Cada palavra é derivada do livro dos
Salmos. Geralmente achamos que a oração é genuína quando é espontânea, mas a
oração de Jonas, numa condição extremamente difícil, é uma oração aprendida,
sem originalidade alguma.
Peterson prossegue: “Ter palavras
prontas para a oração não é apenas uma questão de vocabulário. Nos últimos cem
anos, teólogos deram atenção cuidadosa à forma particular que os salmos têm
(crítica da forma) e os dividiram em duas grandes categorias: lamentações e
ações de graças. As categorias correspondem às duas grandes condições em que
nós nos encontramos: angústia e bem-estar”. De acordo com as circunstâncias e
em como nos sentimos, lamentamos ou agradecemos.15“Os salmos
refletem muitas e diversas reações à vida: alegria, tristeza, gratidão e
tranquila meditação, para nomear apenas algumas. O adorador israelita tinha uma
oração pronta para todas as vicissitudes da vida. (…) Os salmos são orações
cantadas para Deus, logo, eles chegam a nós como palavras da congregação
dirigidas a Deus, em vez de a Palavra de Deus dirigida ao povo de Israel”.16
Como Peterson enfatiza, “a forma mais
comum da oração nos Salmos é o lamento”. Isso não deveria nos surpreender, já
que essa é nossa condição mais comum. “Temos muitas dificuldades, então oramos
muito em forma de lamento. Um estudioso da escola de oração dos Salmos
conheceria essa forma melhor que todas, pelo simples fato da repetição”. Jonas
se encontrava na pior situação imaginável. Seria natural que ele lamentasse.

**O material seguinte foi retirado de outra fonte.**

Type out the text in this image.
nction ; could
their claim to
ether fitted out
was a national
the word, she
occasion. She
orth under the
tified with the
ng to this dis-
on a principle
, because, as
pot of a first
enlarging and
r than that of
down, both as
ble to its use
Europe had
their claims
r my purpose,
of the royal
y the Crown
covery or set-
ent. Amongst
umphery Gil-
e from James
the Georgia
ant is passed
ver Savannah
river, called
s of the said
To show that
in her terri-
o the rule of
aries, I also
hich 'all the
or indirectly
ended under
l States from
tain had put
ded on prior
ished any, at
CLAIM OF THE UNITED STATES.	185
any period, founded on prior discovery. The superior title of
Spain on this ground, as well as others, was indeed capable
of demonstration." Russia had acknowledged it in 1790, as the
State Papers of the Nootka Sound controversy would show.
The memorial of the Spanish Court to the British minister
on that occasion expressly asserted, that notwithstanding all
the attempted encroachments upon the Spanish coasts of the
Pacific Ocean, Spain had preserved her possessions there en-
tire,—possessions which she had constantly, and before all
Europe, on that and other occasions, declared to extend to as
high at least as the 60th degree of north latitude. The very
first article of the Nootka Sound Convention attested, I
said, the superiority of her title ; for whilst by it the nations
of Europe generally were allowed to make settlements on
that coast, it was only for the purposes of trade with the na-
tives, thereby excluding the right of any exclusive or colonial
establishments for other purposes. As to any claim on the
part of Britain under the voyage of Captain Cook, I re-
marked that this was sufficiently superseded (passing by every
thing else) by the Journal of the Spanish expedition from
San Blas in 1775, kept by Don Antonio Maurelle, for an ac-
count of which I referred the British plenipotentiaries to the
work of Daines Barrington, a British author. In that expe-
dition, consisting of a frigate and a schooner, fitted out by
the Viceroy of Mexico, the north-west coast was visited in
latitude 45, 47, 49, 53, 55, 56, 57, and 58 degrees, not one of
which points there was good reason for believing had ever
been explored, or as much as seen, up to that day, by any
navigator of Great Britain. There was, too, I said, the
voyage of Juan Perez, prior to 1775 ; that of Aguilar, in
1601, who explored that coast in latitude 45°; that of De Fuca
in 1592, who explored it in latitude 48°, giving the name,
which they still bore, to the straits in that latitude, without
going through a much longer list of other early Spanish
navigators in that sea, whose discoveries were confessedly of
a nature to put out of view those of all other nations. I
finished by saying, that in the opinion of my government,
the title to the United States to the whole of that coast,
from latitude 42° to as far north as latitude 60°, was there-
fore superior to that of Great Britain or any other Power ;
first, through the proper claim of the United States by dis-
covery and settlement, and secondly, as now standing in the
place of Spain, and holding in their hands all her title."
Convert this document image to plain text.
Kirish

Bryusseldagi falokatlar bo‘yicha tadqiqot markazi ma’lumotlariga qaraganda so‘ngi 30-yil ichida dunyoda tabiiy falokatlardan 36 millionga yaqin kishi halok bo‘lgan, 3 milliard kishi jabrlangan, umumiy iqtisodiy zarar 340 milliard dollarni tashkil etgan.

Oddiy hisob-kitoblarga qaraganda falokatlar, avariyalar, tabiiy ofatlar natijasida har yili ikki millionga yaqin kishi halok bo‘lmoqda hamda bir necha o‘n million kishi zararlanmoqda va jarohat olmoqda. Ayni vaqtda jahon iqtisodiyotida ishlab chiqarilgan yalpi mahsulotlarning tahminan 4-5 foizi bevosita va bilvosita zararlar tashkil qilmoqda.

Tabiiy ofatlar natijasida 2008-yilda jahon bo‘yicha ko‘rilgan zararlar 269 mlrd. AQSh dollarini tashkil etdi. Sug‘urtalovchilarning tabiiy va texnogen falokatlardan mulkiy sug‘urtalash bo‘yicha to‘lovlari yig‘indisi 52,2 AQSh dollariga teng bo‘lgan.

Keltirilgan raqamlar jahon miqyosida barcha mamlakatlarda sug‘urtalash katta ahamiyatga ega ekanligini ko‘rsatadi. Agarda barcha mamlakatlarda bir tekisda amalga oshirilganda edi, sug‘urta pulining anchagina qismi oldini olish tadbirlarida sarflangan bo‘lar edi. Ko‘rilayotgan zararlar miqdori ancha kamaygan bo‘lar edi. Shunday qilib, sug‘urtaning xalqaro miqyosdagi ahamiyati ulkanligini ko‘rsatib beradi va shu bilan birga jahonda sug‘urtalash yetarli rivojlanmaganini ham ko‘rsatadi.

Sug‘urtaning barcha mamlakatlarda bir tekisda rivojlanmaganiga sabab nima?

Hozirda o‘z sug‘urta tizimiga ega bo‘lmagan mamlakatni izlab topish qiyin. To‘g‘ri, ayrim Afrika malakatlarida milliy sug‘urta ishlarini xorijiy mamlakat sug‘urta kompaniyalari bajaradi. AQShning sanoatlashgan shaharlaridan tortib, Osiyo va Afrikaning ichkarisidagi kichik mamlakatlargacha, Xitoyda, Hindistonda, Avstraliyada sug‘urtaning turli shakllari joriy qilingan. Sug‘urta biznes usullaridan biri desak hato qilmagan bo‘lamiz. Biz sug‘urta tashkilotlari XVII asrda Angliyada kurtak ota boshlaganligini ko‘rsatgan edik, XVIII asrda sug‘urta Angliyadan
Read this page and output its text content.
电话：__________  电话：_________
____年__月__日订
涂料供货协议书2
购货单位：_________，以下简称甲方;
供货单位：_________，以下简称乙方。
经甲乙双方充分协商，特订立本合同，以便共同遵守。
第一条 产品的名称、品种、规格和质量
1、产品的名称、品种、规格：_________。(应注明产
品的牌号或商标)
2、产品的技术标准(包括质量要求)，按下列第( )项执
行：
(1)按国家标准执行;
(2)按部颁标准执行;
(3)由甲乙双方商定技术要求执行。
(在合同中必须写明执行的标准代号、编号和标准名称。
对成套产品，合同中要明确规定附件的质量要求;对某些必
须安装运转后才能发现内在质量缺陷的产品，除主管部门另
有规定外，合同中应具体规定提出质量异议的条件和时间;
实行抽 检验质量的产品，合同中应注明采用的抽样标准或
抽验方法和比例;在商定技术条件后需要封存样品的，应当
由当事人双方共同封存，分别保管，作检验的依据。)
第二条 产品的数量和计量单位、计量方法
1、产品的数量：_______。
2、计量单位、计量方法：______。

Mas ocorre o contrário – ele profere um salmo de louvor. Por isso Peterson
escreve: “Uma lição importante surge aqui: Jonas estudou para aprender a orar,
e aprendeu bem suas lições, mas ele não era um aluno que apenas decorava. Seus
estudos não bloquearam sua criatividade. Ele era capaz de distinguir entre as
formas e decidiu orar numa forma adequada às suas circunstâncias que ele
enfrentava. As circunstâncias exigiam lamentos. Mas a oração, apesar de
influenciada pelas circunstâncias, não é determinada por elas. Jonas usou a
criatividade para orar e decidiu orar na forma de louvor”.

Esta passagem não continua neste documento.